Richard Strauss - An Alpine Symphony

The master of symphonic poems created a most expressive piece of romantic program music, so fittingly portraying the overwhelming feelings on seeing the mighty Alps, it is practically the soundtrack of the mountains.

By Thü, August 2018

Richard Strauss
An Alpine Symphony

André Orozco-Estrada
HR Radio Symphony Frankfurt

For a long time, I was used to Edo de Waart's interpretation with the Minnesota Orchestra and I remember, I got it as an improved version, (just sound-wise), to an older Solti record. But my loudspeakers have evolved, as have my ears, and so the Minnesota record just didn't do it for me anymore. During my search, I mainly checked the available records as high-resolution downloads, well aware that this alone is not a warranty for good sound quality. But I had to start somewhere – not considering remastered old records which are often artificially over-sharpened – but supposing a reason behind at least some of the new high-resolution records might be pride in showing the technical ability for sound accuracy and detail.

Across all the records, different moments showed different sound qualities which were not necessarily coherent with all of the recording. One task was to find some excerpts that were a good representation of the whole and I decided on one at the beginning and one from the end of the 3rd movement "Ascent". Pretty soon I became convinced that Jansons/Bayerische, Janowski/Pittsburg, Waart/Minnesota and Shipway/São Paulo were not on the same level as the rest of the records. Shipway/São Paulo lacks something due to sloppy playing and the sound of the other three is somehow dumb and mushy compared to the rest. In the end, the choice lay between Jurowski/LPO, Nagano/Göteborg and Orozco/Frankfurt, and from these three, the one with the most transparent sound quality is the Orozco/Frankfurt.

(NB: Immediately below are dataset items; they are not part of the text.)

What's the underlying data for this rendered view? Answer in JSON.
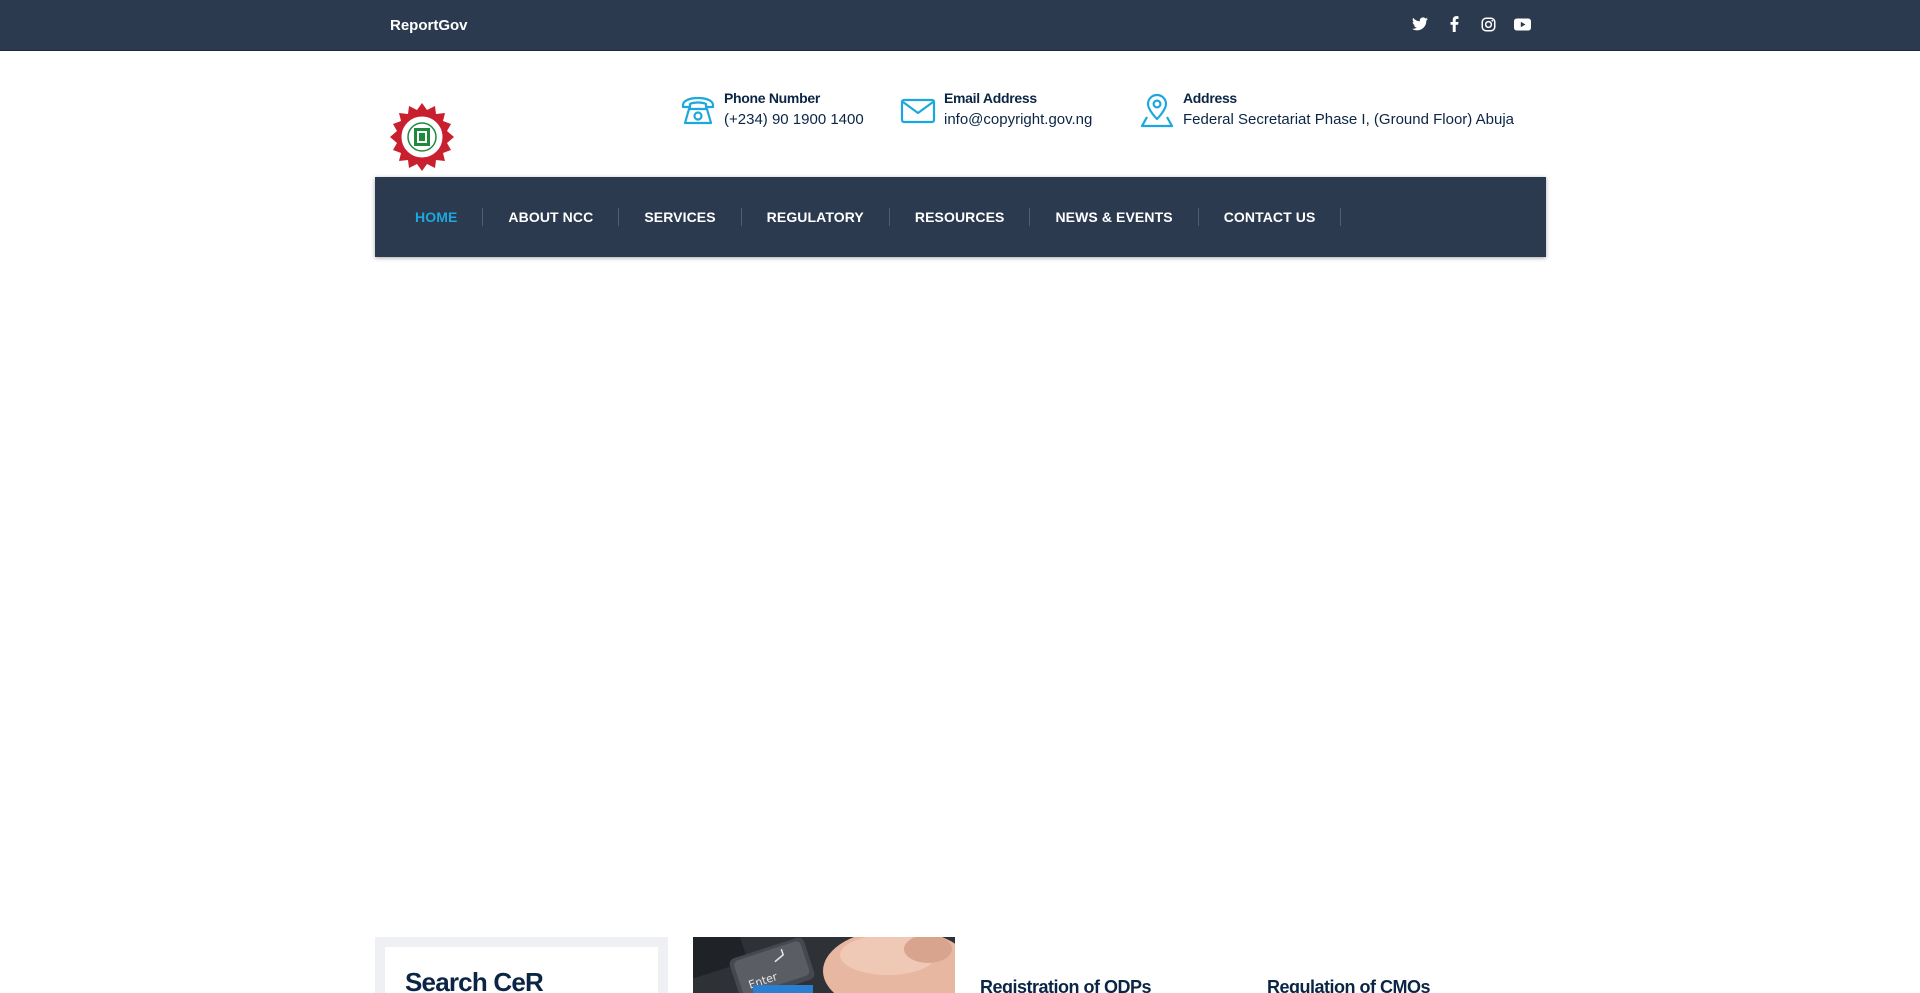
{
  "topbar": {
    "brand": "ReportGov",
    "socials": [
      {
        "icon": "twitter-icon"
      },
      {
        "icon": "facebook-icon"
      },
      {
        "icon": "instagram-icon"
      },
      {
        "icon": "youtube-icon"
      }
    ]
  },
  "header": {
    "contacts": [
      {
        "icon": "phone-icon",
        "title": "Phone Number",
        "value": "(+234) 90 1900 1400"
      },
      {
        "icon": "email-icon",
        "title": "Email Address",
        "value": "info@copyright.gov.ng"
      },
      {
        "icon": "location-pin-icon",
        "title": "Address",
        "value": "Federal Secretariat Phase I, (Ground Floor) Abuja"
      }
    ]
  },
  "nav": {
    "items": [
      {
        "label": "HOME",
        "active": true
      },
      {
        "label": "ABOUT NCC"
      },
      {
        "label": "SERVICES"
      },
      {
        "label": "REGULATORY"
      },
      {
        "label": "RESOURCES"
      },
      {
        "label": "NEWS & EVENTS"
      },
      {
        "label": "CONTACT US"
      }
    ]
  },
  "content": {
    "search_title": "Search CeR",
    "services": [
      {
        "title": "Registration of ODPs"
      },
      {
        "title": "Regulation of CMOs"
      }
    ]
  },
  "colors": {
    "navy": "#2c3a4f",
    "accent": "#1ca8dd",
    "text": "#0b2545"
  }
}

It was not such an instantly clear decision as it had been with the Bruckner, Mahler or Shostakovich Symphonies. Nevertheless, Orozco/Frankfurt is not far off from the quality level of Denon’s recordings. With its openness and detail, and the great interpretation of the Colombian born director, André Orozco-Estrada, with the right tempi and expressions, it is a real joy to listen to. A very important point with heavy works for such a large number of instruments is that the recording does not get noisy and imprecise in the fortissimos. And the Orozco/Frankfurt does not disappoint. It stays open and detailed and I got that feeling I was looking for: anything can happen with such a sound and the next surprising sensation for my ears might be just around the corner.